Duceppe, 67, faces the monumental task of getting the moribund political party ready for the upcoming federal election in a matter of months.
The Bloc currently has just two MPs out of 75 in Quebec.
The veteran politician takes over from Mario Beaulieu, whose tenure was marked by strife within the party.
But Duceppe made it clear it was about working with Beaulieu and not pushing him aside.
The two men had a falling-out in 2014 after Beaulieu said it was time to put an end to what he called 20 years of go-slow approach to sovereignty.
Duceppe noted the party is in good financial shape, has 20,000 members and an association in all 78 Quebec ridings, although only about one-third of candidates have been selected.
“The gesture we’re making today isn’t Duceppe replacing Beaulieu, it’s Duceppe joining Beaulieu and the team in place and those who will come,” Duceppe said. “We’re adding, we joining together and we’ll move forward together.”
Duceppe invited sovereigntists of all stripes to rally under the Bloc banner.
WATCH: Duceppe as Bloc leader?
Beaulieu, a hardline sovereigntist who was previously head of the Societe Saint-Jean-Baptiste de Montreal, won the Bloc leadership race nearly one year ago on a sovereignty-first platform.
But the political novice concluded he was running out of time with this fall’s federal election looming.
Enter Duceppe, who Beaulieu said will give the Bloc campaign an experienced leader and a name recognition he doesn’t have.
“I came to the conclusion that we needed to give new breath to the Bloc campaign,” Beaulieu said. “I’m convinced that with Gilles Duceppe as leader, we are headed towards a new victory for the Bloc.”
Beaulieu will stay on as party president.
Duceppe said he decided reprise a roll he held for 14 years after a discussion with Parti Quebecois Leader Pierre Karl Peladeau, who assured him the PQ is ready to provide the Bloc with support.
Duceppe became leader in 1997 and under his stewardship, the party won 44, 38, 54, 51 and 49 seats before the 2011 meltdown.
The party won a mere four seats that year as Jack Layton’s NDP roared through the province.
Among the casualties included Duceppe, who lost the Montreal riding he had held since winning a byelection in 1990.
Duceppe said he hasn’t chosen a riding yet.
Mulcair said the Bloc’s objective is to replace the NDP in Quebec.

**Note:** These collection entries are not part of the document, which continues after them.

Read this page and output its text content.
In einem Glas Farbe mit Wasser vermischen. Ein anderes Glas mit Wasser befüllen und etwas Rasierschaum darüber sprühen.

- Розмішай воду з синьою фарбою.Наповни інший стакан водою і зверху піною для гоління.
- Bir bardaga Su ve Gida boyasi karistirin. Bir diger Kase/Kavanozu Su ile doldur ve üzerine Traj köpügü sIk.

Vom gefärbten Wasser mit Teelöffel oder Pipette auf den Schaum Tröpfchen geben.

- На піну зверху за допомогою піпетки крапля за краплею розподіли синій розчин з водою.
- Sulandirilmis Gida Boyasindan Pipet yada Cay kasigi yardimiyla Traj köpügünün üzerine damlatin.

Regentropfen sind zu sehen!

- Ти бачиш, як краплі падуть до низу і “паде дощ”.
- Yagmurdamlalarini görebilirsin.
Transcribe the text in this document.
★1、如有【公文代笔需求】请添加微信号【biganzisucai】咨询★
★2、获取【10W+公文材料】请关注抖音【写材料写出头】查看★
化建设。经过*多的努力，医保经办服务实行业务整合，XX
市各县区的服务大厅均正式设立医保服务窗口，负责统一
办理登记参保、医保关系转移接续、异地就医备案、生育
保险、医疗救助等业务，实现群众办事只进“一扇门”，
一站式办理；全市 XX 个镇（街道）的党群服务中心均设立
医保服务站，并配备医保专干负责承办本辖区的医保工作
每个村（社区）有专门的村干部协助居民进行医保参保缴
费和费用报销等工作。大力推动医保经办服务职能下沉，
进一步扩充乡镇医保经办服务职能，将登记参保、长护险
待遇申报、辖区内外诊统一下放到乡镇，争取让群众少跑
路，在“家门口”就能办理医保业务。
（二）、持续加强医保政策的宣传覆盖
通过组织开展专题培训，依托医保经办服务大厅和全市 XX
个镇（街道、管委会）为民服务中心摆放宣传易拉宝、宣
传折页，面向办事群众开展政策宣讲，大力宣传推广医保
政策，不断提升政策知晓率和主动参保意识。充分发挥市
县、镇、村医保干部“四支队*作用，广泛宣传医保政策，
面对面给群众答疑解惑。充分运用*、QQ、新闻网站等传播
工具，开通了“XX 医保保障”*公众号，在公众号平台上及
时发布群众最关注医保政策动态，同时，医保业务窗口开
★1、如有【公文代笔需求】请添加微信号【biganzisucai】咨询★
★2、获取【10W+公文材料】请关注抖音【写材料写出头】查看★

But he said his party is committed to replacing “division and fear with hope and optimism.”
Denis Lebel, the Conservatives’ Quebec lieutenant, said that prior to 2011, the Bloc elected large teams of MPs who did little for Quebec.
“It’s not a question of who the leader of the Bloc is,” Lebel said in Ottawa. “We work in Ottawa to make Quebec a very strong province in a united Canada and for me, that’s what important.”
Liberal Leader Justin Trudeau told reporters his party will offer a direct contrast to the Bloc’s desire to separate Quebec from Canada.
“There’s going to be some very serious debates about the future of the country from all different perspectives and I think that’s a good thing for Canadians to have strong competing visions of where this country needs to go,” Trudeau said.